Not too surprisingly the hunk a hunk of burning love Candy is not giving away her sugar for free. She is in cahoots with a gangster (Stack Pierce) to steal the money. But thankfully not till Pickens (Charles Woolf) has had his fun with her. Crowder tracks them down, tells them over dinner that his wife is on the way and then goes and has sex with Poopsie. Because they would never try to get away while he was having sex. That would be gauche. But then Candy knocks on his door. It's Halloween - trick or treat. He takes the treat. Poopsie hides in the closet. And she has a religious conversion. That is Crowder Sex. Guaranteed to change your life.  And lower your calorie intake. With a budget and a good director this could have been decent. Williamson is at least at this point early in his directing career, pretty awful. Up on YouTube in poor quality. 



Blind Rage (1976) - 5.5




This is the third Jessie Crowder film or perhaps more accurately the two and one-tenth Jessie Crowder film. Right away you know this isn't the same as the first two Crowder films. First, it isn't directed by Fred Williamson so you let out a sigh of relief, it looks professional, the soundtrack has some imagination and Williamson is listed far down in the credits. Which is fair since he doesn't show up till minute 70 in an 83 minute movie.  Basically, a cameo in which he chases someone and beats him up after first tossing his gun aside and then walks away forgetting to pick it up. It is called marketing. The film proclaims that it was shot in the USA, Mexico, Hong Kong, Tokyo and Manila. Well true, but the Mexico, Hong Kong and Tokyo sections are about one minute in length. Most of it is shot in Manila with a Filipino director and crew. Efren C. Piñon is the director with about fifty credits in the Philippines and I must admit I have heard of none of them besides this film.

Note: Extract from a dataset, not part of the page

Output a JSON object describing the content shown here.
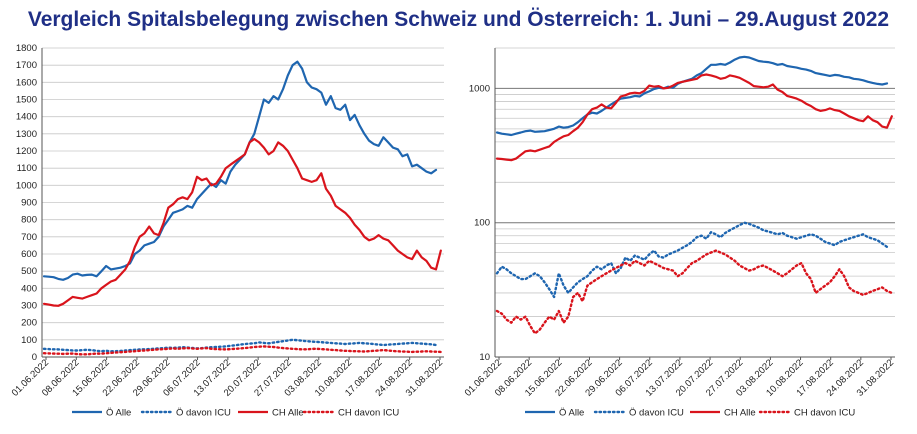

It begins in the USA when a group of government officials meet and talk about how to stop the Domino's from falling in Asia. They have $15 million to do this. $15 million dollars to win the war on Communism. They put it in a bank in Manila - not a simple wire mind you but in cash. This bank looks pretty secure they say as a bunch of tin-pot cops come running out in a test. My tax dollars are safe. But back in America the head of the Manila branch is approached by a man with a fool-proof plan to rob the money with his co-operation. It can't go wrong. It is a perfect plan. All we need are five guys with skills. Sounds good says the banker. But why is it so perfect? Because they are all blind. You can't argue with that. The film explains in flashback how they went blind - acid, a gunshot, a torch, fingers. Now they can cash in.



They recruit these men from Mexico (an ex-bullfighter), Hong Kong (triad), Tokyo (magician), the USA (I forget) and Manila (tech guy). That was the extent of the location shooting in the first three. They hire a female teacher of the blind to show them how to rob the bank and not appear blind. If you hear a sound, you don't know - just shoot it. A burp and you die. The perfect plan except - they are blind! The robbery scene is well-done.



There was a Bollywood film named Aankhen from 2002 with a plot in which blind men also rob a bank. It stars Amitabh Bachchan and was a big hit. My guess is that it was not inspired by this film, but then you never know. In 1983 there was a fourth Jessie Crowder film, The Last Fight, directed by Williamson but fortunately, I can't locate a copy of it. Small mercies in an unmerciful world.